When there is a collision of an option between the local file and the merged include, the local file's option takes precedent. And note that this is a shallow merge rather than a deep merge, so the merging does not descend into nested values.
Note that this <<
include merging syntax is only for merging in mappings
(keys/values). If you'd like to include other types like scalars or lists
directly, please see the section above about standard includes.
Configuration overrides
In more complex multi-application setups, you may want to override particular borgmatic configuration file options at the time you run borgmatic. For instance, you could reuse a common configuration file for multiple applications, but then set the repository for each application at runtime. Or you might want to try a variant of an option for testing purposes without actually touching your configuration file.

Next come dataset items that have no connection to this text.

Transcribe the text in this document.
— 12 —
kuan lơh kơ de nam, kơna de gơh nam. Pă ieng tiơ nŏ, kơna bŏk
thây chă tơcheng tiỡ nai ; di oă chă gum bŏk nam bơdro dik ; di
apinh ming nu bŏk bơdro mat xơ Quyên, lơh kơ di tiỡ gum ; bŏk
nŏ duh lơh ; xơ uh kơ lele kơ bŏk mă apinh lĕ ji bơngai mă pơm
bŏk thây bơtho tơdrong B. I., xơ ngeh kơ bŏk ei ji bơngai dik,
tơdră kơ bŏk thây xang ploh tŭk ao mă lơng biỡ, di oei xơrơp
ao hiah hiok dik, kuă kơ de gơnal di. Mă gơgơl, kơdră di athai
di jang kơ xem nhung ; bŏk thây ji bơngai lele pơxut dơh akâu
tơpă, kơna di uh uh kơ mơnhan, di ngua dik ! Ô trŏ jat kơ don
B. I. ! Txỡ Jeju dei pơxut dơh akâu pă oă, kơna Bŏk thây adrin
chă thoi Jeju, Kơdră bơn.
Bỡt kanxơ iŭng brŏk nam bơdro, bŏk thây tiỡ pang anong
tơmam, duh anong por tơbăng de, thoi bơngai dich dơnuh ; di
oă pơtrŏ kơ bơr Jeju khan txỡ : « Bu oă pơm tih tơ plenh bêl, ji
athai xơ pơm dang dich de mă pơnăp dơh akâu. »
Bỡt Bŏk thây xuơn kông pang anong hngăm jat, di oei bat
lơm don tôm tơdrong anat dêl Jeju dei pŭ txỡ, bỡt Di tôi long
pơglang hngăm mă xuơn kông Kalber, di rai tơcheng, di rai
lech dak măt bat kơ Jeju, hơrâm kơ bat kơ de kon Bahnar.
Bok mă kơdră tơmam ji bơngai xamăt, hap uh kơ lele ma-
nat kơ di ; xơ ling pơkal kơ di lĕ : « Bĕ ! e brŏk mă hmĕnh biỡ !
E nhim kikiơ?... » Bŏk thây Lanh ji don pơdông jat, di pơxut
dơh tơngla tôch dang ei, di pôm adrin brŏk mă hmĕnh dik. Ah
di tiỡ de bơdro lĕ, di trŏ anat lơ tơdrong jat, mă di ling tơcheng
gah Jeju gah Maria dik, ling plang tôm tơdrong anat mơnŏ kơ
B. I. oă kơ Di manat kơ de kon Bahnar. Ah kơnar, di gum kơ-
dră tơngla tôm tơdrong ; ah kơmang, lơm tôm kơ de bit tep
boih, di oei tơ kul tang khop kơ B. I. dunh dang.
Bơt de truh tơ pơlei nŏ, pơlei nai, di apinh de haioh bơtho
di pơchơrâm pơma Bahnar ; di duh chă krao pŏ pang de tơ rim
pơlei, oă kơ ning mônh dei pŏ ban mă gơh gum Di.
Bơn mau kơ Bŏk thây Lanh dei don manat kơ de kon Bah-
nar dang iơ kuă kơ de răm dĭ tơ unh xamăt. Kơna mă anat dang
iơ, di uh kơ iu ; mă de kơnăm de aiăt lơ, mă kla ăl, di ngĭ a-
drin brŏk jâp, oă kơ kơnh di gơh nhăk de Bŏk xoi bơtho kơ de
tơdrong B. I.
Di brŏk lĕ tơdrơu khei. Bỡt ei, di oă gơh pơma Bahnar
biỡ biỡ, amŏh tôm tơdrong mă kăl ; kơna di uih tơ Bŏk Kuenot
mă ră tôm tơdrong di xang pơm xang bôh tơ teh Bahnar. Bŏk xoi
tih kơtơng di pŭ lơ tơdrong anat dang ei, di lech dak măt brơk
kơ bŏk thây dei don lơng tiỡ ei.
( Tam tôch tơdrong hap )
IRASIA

Whatever the reason, you can override borgmatic configuration options at the
command-line via the --override
flag. Here's an example:
borgmatic create --override location.remote_path=borg1
What this does is load your configuration files, and for each one, disregard
the configured value for the remote_path
option in the location
section,
and use the value of borg1
instead.
Note that the value is parsed as an actual YAML string, so you can even set list values by using brackets. For instance:
borgmatic create --override location.repositories=[test1.borg,test2.borg]
There is not currently a way to override a single element of a list without replacing the whole list.
Be sure to quote your overrides if they contain spaces or other characters that your shell may interpret.